On Monday, the front page of The Wall Street Journal ran with this headline: "Regrouped al Qaeda Poses Global Threat." The second shortest distance in Washington now runs between an Obama speech and its empirical disproof.
The news, of course, is that 19 U.S. embassies and consulates in Africa and the Middle East will be shuttered until Saturday. This is on account of electronic intercepts of terrorist communications, collected by Edward Snowden's former employers at the National Security Agency and described by Sen. Saxby Chambliss (R., Ga.) as "very reminiscent of what we saw pre-9/11." Vice President Joe Biden has delivered closed-door briefings to Congress; Rep. Peter King (R., N.Y.) has warned the attacks could come in Europe, the U.S., or as "a series of combined attacks"; Sen. Dick Durbin (D., Ill.) calls the threat "a big deal."
After 11 years of taking our shoes off at airports, seven years of being forced to throw away tubes of toothpaste and cans of hair spray, five years of assuming the surrender position at the X-ray machine, three years of don't-touch-my-junk anthems, eight seasons of TV's "24" and two seasons of "Homeland," it takes a lot to get Americans worked up about a speculative terrorist threat. If Mr. Durbin says the threat is a big deal, it is.
Then again, it's also a big deal that the executive branch of government has been operating on a contrary set of assumptions. Yes, the president's May speech contained all the required caveats about the abiding terrorist threat and the continued need for vigilance. But the gist of the address was clear, as was its purpose: to declare the war on terror won—or won well-enough—and go home. Facts and analysis were arranged to suit the policy goal. But the facts and analysis were wrong.
Specifically: Mr. Obama believed that killing Osama bin Laden was a strategic victory. In fact, it was mainly a symbolic one (further undercut by his use of it as a political prop). He thought that ending the war in Iraq would help refocus U.S. efforts on Afghanistan. In fact, it showcased America's lack of staying power and gave the Taliban additional motivation to hold out during the president's halfhearted Afghan surge. He thought that substituting the Bush administration's approach to detainees with an approach heavy on drones would earn America renewed goodwill on the Arab street. In fact, there was no goodwill to renew in the first place, and the U.S. is more unpopular in Pakistan and Egypt today than it was six years ago.
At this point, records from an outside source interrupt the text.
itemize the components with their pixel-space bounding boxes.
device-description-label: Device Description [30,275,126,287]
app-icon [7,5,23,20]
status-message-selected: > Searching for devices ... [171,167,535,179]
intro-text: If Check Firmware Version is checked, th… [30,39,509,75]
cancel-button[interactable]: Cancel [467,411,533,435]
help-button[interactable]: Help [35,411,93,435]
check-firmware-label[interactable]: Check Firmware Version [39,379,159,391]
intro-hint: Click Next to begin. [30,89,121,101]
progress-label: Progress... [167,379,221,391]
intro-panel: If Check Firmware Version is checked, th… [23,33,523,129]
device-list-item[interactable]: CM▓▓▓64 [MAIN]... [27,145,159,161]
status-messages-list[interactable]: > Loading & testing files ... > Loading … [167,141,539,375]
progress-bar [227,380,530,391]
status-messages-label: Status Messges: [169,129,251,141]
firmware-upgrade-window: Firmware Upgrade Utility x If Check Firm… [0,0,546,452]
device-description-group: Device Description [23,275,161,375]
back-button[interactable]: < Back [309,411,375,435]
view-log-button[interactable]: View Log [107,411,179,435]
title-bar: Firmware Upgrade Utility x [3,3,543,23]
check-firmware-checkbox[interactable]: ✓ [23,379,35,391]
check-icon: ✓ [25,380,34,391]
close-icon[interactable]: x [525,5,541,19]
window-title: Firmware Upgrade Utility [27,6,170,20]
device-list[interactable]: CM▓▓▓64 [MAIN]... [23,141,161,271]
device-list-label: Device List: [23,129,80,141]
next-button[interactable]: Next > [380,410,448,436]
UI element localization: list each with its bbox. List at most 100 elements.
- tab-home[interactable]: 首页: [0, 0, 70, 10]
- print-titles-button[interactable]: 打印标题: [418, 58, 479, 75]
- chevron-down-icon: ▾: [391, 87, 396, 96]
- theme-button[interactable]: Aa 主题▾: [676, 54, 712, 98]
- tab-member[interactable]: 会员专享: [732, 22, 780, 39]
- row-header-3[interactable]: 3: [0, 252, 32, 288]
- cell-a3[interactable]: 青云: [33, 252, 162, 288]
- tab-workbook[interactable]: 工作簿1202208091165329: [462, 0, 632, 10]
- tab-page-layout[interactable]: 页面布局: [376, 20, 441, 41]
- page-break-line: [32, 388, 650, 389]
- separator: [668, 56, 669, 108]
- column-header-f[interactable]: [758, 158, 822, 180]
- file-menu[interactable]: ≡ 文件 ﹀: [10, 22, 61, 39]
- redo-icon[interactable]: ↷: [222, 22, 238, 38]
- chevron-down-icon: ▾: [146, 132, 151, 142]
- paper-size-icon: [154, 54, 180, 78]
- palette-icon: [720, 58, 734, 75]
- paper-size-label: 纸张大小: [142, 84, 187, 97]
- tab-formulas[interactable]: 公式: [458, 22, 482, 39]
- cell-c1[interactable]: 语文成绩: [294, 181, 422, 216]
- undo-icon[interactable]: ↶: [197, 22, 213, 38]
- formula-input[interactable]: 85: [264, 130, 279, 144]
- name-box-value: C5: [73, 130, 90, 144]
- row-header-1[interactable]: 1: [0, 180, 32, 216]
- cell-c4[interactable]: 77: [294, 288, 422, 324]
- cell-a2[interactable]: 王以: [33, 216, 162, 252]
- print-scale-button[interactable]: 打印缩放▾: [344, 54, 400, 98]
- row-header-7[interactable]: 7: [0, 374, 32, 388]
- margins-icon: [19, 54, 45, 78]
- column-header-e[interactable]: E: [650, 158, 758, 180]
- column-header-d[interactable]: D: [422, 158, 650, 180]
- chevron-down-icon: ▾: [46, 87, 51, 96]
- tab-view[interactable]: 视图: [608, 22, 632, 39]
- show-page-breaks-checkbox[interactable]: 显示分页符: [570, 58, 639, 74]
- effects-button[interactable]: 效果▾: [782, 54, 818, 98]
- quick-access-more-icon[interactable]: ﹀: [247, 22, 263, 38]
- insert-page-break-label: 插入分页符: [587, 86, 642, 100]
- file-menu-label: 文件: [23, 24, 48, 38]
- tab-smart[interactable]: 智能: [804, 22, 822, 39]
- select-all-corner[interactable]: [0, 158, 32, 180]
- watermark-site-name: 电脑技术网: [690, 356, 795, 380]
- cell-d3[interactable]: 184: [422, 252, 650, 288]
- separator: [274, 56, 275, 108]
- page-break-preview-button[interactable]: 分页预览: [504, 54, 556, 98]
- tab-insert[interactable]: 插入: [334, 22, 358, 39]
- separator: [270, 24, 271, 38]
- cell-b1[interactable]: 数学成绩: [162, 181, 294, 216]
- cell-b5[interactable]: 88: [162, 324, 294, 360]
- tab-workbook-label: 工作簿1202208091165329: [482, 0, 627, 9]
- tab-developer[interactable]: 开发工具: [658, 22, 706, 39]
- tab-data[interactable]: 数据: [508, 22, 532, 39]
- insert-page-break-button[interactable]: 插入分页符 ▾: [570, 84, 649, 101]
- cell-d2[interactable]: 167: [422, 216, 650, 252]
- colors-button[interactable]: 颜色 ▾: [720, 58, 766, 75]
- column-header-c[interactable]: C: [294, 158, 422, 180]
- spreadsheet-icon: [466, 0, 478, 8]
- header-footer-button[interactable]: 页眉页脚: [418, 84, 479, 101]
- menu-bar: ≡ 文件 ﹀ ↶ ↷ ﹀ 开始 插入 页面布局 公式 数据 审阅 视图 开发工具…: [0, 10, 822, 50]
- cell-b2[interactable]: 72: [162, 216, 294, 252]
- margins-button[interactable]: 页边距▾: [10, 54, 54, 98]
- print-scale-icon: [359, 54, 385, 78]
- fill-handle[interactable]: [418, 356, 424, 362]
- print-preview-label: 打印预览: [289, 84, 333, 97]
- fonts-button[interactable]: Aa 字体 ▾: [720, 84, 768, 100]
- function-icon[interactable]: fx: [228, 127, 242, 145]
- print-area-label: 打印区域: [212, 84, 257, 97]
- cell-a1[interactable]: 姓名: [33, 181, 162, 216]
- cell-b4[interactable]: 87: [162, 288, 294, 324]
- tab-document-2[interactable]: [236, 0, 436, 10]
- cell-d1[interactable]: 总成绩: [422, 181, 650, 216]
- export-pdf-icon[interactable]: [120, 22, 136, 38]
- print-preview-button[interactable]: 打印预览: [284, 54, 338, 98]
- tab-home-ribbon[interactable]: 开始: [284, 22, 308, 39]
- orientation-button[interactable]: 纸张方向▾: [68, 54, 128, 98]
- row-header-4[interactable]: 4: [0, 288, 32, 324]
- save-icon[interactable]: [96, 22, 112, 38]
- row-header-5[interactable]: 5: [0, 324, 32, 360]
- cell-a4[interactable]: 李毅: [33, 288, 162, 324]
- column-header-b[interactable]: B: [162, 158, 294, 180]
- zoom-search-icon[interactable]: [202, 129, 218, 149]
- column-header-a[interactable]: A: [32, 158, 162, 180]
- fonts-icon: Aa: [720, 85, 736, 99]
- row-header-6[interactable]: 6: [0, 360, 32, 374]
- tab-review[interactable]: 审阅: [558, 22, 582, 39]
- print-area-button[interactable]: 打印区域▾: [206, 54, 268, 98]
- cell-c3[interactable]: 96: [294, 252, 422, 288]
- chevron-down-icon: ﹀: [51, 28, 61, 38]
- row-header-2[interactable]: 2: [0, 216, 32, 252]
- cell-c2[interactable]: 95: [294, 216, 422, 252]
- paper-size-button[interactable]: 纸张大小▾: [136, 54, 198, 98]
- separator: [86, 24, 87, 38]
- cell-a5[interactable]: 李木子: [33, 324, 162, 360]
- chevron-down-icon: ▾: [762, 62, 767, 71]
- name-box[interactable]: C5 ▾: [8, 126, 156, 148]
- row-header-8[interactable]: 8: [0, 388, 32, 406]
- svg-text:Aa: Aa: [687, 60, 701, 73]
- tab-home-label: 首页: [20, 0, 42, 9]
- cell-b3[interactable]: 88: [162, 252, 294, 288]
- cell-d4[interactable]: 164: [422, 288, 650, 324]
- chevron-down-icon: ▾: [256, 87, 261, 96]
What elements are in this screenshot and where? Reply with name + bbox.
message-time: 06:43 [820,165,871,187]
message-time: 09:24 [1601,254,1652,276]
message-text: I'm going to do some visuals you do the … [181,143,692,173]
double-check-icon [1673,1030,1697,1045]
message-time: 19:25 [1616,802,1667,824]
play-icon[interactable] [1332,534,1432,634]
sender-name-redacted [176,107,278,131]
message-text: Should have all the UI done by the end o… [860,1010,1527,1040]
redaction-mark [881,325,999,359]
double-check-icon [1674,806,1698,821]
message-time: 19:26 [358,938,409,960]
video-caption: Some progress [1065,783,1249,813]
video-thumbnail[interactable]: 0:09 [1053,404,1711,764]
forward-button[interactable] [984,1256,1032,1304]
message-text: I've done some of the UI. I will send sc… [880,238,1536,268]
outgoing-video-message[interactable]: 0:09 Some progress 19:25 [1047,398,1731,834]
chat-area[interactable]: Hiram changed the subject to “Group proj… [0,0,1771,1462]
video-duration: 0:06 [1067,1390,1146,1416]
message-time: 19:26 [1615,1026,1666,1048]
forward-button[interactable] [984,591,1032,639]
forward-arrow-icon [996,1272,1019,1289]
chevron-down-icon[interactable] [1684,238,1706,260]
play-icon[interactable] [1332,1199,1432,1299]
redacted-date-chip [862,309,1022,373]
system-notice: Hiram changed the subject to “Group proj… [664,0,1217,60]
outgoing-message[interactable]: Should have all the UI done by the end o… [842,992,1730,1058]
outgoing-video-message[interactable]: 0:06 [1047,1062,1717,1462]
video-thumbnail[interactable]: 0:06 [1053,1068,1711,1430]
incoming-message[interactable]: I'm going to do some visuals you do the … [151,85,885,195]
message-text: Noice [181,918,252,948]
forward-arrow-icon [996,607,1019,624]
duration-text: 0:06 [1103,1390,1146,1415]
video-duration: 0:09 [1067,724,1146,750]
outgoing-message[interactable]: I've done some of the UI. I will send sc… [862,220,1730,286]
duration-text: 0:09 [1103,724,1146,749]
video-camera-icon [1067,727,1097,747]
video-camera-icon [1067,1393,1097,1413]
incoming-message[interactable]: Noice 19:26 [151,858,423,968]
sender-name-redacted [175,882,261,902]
He believed that staying out—completely out—of the war in Syria would contain the war to Syria and spare American lives and efforts. In fact, the war has generated a brand new branch of al Qaeda in the Nusra Front, helped regenerate the once-moribund Iraqi branch, and attracted jihadist recruits from Europe who may one day return to put their acquired skills into practice.
Finally, Mr. Obama believed that defeating "core al Qaeda"—the group around Osama bin Laden in Pakistan and Afghanistan—effectively meant defeating al Qaeda, even if a few of its lesser offshoots in Africa or the Arabian Peninsula survived. In fact, al Qaeda was designed not as an organization with subordinate branches, but as a model with multiple franchises—as Burger King not General Motors.
In his speech, Mr. Obama insisted that "not every collection of thugs that labels themselves al Qaeda will pose a credible threat to the United States." Yet if al Qaeda in Mesopotamia, or the Arabian Peninsula, or the Maghreb, or some as-yet unknown al Qaeda affiliate succeeds in bombing a U.S. embassy, taking down an airliner, or engineering a second 9/11, will it matter that the plot was hatched in Yemen or Somalia instead of Pakistan or Afghanistan?
Which brings us to the shortest distance in Washington: the one that runs between an Obama speech and the media's memory of it. The speech at the National Defense University was billed as a major presidential address. A lengthy article in the New York Times, written days later, reported it was a "window into the presidential mind," the result of "an exercise lasting months," a matter not just of Mr. Obama's policy, but of his very legacy.
Yet here we are, not three months later, faced with a threat that makes a comprehensive and vivid mockery of everything the president said. If there's a silver lining here, it's that the administration can put an end to the end of the war on terror without much fear of embarrassment. Better to do so now than in the wake of an attack.
It is in the nature of wisdom that it is only truly learned after it's first been mostly forgotten. The lesson of 9/11 was to not go back to pre-9/11 thinking. We may learn soon enough what price we'll have to pay for the benefit of rediscovering what we knew once before.